O velho e o novo ~
É evidente que o conhecimento da sobrevivência alarga a concepção humana da
vida e do mundo, muito além dos limites terrenos ou orgânicos da concepção materialista.
Oliver Lodge classificou
o Espiritismo de “nova revolução copérnica”.
Assim como Copérnico rompeu
de vez o ergástulo mental do geocentrismo, a revolução espírita desloca
dos organismos materiais o conceito de vida, rompe o organocentrismo da
biologia moderna e reduz a uma simples confusão do efeito pela
causa o chamado “materialismo-psicológico”.
Em consequência, leis e perspectivas novas aparecem,
exigindo verdadeira revisão dos conhecimentos do homem e do seu modo de encarar
a vida e o mundo. Mais uma vez nos deparamos com a luta clássica entre o velho
e o novo tão bem definida no Evangelho de Cristo e nas obras de Allan Kardec.
Vagas aspirações
Alegam os mais ferrenhos materialistas que o conhecimento da
sobrevivência – se de facto ela existisse – não serviria senão para perturbar a
visão presente do homem, desviando-o da execução pura e simples das tarefas
imediatas. Kardec, que condenou a vida contemplativa, e pregou a
necessidade da acção contínua, dando o exemplo concreto da sua própria vida de
militante espírita, replica: “...a incerteza, no tocante às coisas da
vida futura, faz que o homem se lance, com uma espécie de frenesi, sobre as da
vida material.”
A réplica de Kardec não exige demonstrações. A vida moderna, baseada no
materialismo prático do mundo capitalista, vale por uma experiência natural, em
escala de assombro. Nunca se viu tamanho frenesi na procura dos bens
materiais. A advertência de Francis Bacon: “Busca
primeiro as boas coisas do espírito, que o resto será suprido ou não sentirás a
sua falta”, com base naquela de Cristo: “Busca primeiramente o
Reino de Deus e a sua justiça, e tudo o mais te será dado por acréscimo”, não
soa no coração, mas apenas nos tímpanos desatentos do homem moderno. Diante
disso, poderíamos esperar do materialismo teórico ou filosófico uma nova aplicação
do princípio de Hahnemann,
– similia similibus curantur – para curar o mundo desse
delírio febril?
Kardec diz ainda: “Esse é o inevitável efeito das
épocas de transição. O edifício do passado rui, sem que o do futuro esteja
construído. O homem é como um adolescente, que não tem mais a crença ingénua
dos primeiros anos e não adquiriu ainda os conhecimentos da idade madura. Não
possui mais do que vagas aspirações, que não sabe definir.”

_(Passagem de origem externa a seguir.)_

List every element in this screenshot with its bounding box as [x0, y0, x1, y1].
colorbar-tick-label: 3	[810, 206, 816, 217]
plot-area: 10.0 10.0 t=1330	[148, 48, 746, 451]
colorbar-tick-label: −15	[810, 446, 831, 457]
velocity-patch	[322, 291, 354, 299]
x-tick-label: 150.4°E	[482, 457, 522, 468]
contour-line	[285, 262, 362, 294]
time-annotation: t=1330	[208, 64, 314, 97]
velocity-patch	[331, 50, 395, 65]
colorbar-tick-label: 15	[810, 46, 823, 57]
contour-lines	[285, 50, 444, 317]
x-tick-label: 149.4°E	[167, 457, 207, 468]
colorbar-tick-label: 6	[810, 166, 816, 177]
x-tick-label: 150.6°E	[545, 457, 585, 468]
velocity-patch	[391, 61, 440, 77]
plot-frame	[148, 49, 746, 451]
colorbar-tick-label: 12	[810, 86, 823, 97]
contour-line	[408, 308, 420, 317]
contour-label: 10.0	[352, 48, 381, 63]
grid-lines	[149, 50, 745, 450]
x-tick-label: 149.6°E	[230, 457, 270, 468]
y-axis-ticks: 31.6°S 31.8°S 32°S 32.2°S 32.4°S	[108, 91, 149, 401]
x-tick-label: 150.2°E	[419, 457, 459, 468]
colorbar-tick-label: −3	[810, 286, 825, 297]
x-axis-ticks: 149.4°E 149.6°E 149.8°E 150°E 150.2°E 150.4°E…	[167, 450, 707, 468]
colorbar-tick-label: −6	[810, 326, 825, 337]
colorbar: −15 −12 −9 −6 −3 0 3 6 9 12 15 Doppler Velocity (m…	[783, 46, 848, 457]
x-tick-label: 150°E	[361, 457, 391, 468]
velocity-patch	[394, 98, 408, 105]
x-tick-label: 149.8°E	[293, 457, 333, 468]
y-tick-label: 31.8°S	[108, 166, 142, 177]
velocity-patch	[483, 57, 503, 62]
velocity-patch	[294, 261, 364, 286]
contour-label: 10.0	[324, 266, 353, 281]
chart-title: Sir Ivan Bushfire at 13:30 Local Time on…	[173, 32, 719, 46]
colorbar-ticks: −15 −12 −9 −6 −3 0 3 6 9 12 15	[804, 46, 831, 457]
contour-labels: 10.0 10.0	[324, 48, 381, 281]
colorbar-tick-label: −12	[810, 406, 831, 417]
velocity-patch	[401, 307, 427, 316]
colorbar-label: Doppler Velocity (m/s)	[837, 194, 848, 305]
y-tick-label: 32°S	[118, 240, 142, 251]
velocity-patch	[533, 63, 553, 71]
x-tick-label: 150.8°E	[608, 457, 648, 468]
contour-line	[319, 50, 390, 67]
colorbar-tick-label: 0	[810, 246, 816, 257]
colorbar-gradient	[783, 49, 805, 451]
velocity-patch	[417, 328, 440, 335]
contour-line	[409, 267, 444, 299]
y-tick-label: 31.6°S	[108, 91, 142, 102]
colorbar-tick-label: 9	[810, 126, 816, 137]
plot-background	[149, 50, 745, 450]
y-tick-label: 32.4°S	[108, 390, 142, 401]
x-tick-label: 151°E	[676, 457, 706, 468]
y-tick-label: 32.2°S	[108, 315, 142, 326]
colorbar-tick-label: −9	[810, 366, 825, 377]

A sociedade socialista, baseada na
filosofia materialista mais avançada, terminaria atormentada por essas “vagas
aspirações” de que nos fala Kardec. E mais uma vez surgiria, no seu
próprio seio, a luta entre o velho e o novo. A hipótese não é
gratuita, pois para tal não acontecer, seria necessário que não existisse uma
vida futura, que a sobrevivência não fosse uma das realidades do Universo.
/…
José Herculano Pires, Espiritismo Dialéctico, "O
velho e o novo / Vagas aspirações", 11º fragmento da obra.